Hybrid Retrieval (SPEC-05)
The retrieval surface that every research consumer calls. Rule-based classifier + 4 routes + token-budgeted serializer.
Classifier decision tree
Hard constraints:
- p95 latency < 5ms
- Deterministic (same query → same route)
- Auditable (rule_id logged in
memory.retrieval.hybrid)
80-query labeled fixture (apps/research/memory-store/services/tests/fixtures/classifier_test_set.json) with ≥ 90% accuracy.
The 4 routes
| Route | Strategy | When used |
|---|---|---|
| GRAPH (STRUCTURAL) | $graphLookup up to depth 4 over memory_relationships | Entity-to-entity walks, patient-context queries |
| AGGREGATION | $match on taxonomy_category + shallow 1-hop $graphLookup + count-sort | "How many patients with X have Y?" |
| TEXT (EXPLANATORY) | Atlas Search BM25 + 1-hop entity enrichment | "Why does metformin affect HbA1c?" |
| HYBRID | graph ∪ BM25 over memory_claims with dedupe + BM25 limit 15 | Default + 2-entity queries |
Context serializer
Renders two-tier output with token budgets and PHI redaction:
=== PATIENT GRAPH ===
Patient: PAT_001 → Condition: Type 2 Diabetes → Medication: Metformin
Patient: PAT_001 → Lab: HbA1c (7.2%)
...
=== SUPPORTING TEXT ===
[redacted] (claim text with pii_fields stripped)
Clinical note excerpt 1...
Clinical note excerpt 2...
...
Budgets (tokens):
- graph tier: 400
- text tier: 300–800 depending on route
- Total capped per route
Truncation with truncated: true flag in response. Uses tiktoken for exact counts, whitespace fallback when unavailable.
HybridRetriever service
Composes classify → dispatch → serialize → audit:
class HybridRetriever:
async def retrieve(
self, query: str, *,
patient_id: str | None = None,
depth: int = 3,
force_route: str | None = None, # bypass classifier
actor_id: str | None = None,
auth_source: str | None = None,
) -> RetrievalResult:
...
Response shape (RetrievalResult):
{
"context": AssembledContext, # two-tier rendered
"query_type": QueryType,
"route": RetrievalStrategy, # graph / aggregation / text / hybrid
"classifier_rule_id": str,
"classifier_confidence": float,
"retrieval_latency_ms": float,
"graph_edges_count": int,
"text_chunks_count": int,
"entities_referenced": list[str], # NOT logged — count-only in audit
"consent_filtered_count": int,
}
HTTP endpoint
POST /api/memory/retrieve
Authorization: Bearer <service-account-jwt>
Request:
{
"query": "What medications is patient on?",
"patient_id": "PAT_001", // FR-013d: required for non-admin
"depth": 3, // 1-4 per @Field(ge=1, le=4)

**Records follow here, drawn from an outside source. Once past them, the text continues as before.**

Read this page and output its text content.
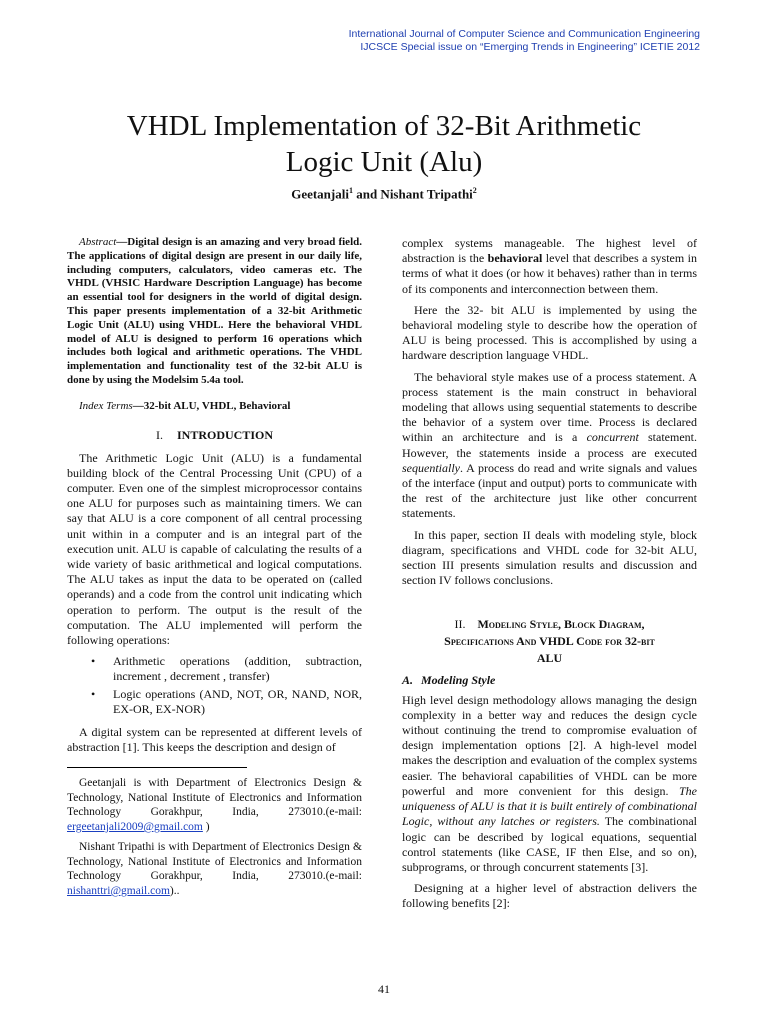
International Journal of Computer Science and Communication Engineering
IJCSCE Special issue on “Emerging Trends in Engineering” ICETIE 2012
VHDL Implementation of 32-Bit Arithmetic
Logic Unit (Alu)
Geetanjali$^1$ and Nishant Tripathi$^2$

Abstract—Digital design is an amazing and very broad field. The applications of digital design are present in our daily life, including computers, calculators, video cameras etc. The VHDL (VHSIC Hardware Description Language) has become an essential tool for designers in the world of digital design. This paper presents implementation of a 32-bit Arithmetic Logic Unit (ALU) using VHDL. Here the behavioral VHDL model of ALU is designed to perform 16 operations which includes both logical and arithmetic operations. The VHDL implementation and functionality test of the 32-bit ALU is done by using the Modelsim 5.4a tool.

Index Terms—32-bit ALU, VHDL, Behavioral

I. INTRODUCTION

The Arithmetic Logic Unit (ALU) is a fundamental building block of the Central Processing Unit (CPU) of a computer. Even one of the simplest microprocessor contains one ALU for purposes such as maintaining timers. We can say that ALU is a core component of all central processing unit within in a computer and is an integral part of the execution unit. ALU is capable of calculating the results of a wide variety of basic arithmetical and logical computations. The ALU takes as input the data to be operated on (called operands) and a code from the control unit indicating which operation to perform. The output is the result of the computation. The ALU implemented will perform the following operations:

• Arithmetic operations (addition, subtraction, increment , decrement , transfer)
• Logic operations (AND, NOT, OR, NAND, NOR, EX-OR, EX-NOR)

A digital system can be represented at different levels of abstraction [1]. This keeps the description and design of

Geetanjali is with Department of Electronics Design & Technology, National Institute of Electronics and Information Technology Gorakhpur, India, 273010.(e-mail: ergeetanjali2009@gmail.com )

Nishant Tripathi is with Department of Electronics Design & Technology, National Institute of Electronics and Information Technology Gorakhpur, India, 273010.(e-mail: nishanttri@gmail.com)..

complex systems manageable. The highest level of abstraction is the behavioral level that describes a system in terms of what it does (or how it behaves) rather than in terms of its components and interconnection between them.

Here the 32- bit ALU is implemented by using the behavioral modeling style to describe how the operation of ALU is being processed. This is accomplished by using a hardware description language VHDL.

The behavioral style makes use of a process statement. A process statement is the main construct in behavioral modeling that allows using sequential statements to describe the behavior of a system over time. Process is declared within an architecture and is a concurrent statement. However, the statements inside a process are executed sequentially. A process do read and write signals and values of the interface (input and output) ports to communicate with the rest of the architecture just like other concurrent statements.

In this paper, section II deals with modeling style, block diagram, specifications and VHDL code for 32-bit ALU, section III presents simulation results and discussion and section IV follows conclusions.

II. Modeling Style, Block Diagram,
Specifications And VHDL Code for 32-bit
ALU
A. Modeling Style

High level design methodology allows managing the design complexity in a better way and reduces the design cycle without continuing the trend to compromise evaluation of design implementation options [2]. A high-level model makes the description and evaluation of the complex systems easier. The behavioral capabilities of VHDL can be more powerful and more convenient for this design. The uniqueness of ALU is that it is built entirely of combinational Logic, without any latches or registers. The combinational logic can be described by logical equations, sequential control statements (like CASE, IF then Else, and so on), subprograms, or through concurrent statements [3].

Designing at a higher level of abstraction delivers the following benefits [2]:

41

"force_route": null // optional bypass
}
Response 200: RetrievalResult
Response 400: Pydantic validation
Response 403: patient_id missing for non-admin
Response 422: invalid force_route or depth
Response 429: rate-limit (100/min per IP default)
Response 503: HYBRID_RETRIEVAL_ENABLED=false or Mongo error
Rate-limit: @limiter.limit("100/minute") via slowapi.
SDK
from patientrx_memory_sdk import MemoryClient, AsyncMemoryClient
async with AsyncMemoryClient(base_url=..., token=...) as client:
result = await client.retrieve(
query="medications for PAT_001",
patient_id="PAT_001",
depth=3,
)
# Handle MemoryRetrievalError on 503 → legacy BM25 fallback
Audit
Every retrieval emits memory.retrieval.hybrid:
{
"action": "memory.retrieval.hybrid",
"source": "memory-store",
"patient_id": "PAT_001",
"authSource": "standing",
"payload": {
"query_type": "HYBRID",
"route": "hybrid",
"classifier_rule_id": "DEF-1",
"classifier_confidence": 0.85,
"retrieval_latency_ms": 42.0,
"graph_edges_count": 12,
"text_chunks_count": 5,
"total_tokens": 1247,
"consent_filtered_count": 0,
"entities_referenced_count": 42, # count-only per FR-SPEC-05-015
"depth": 3,
"force_route_used": false,
"outcome": "success"
}
}
The entities_referenced list is never logged. Downstream consumers that need entity ids store them envelope-encrypted in llm_call_logs.metadata.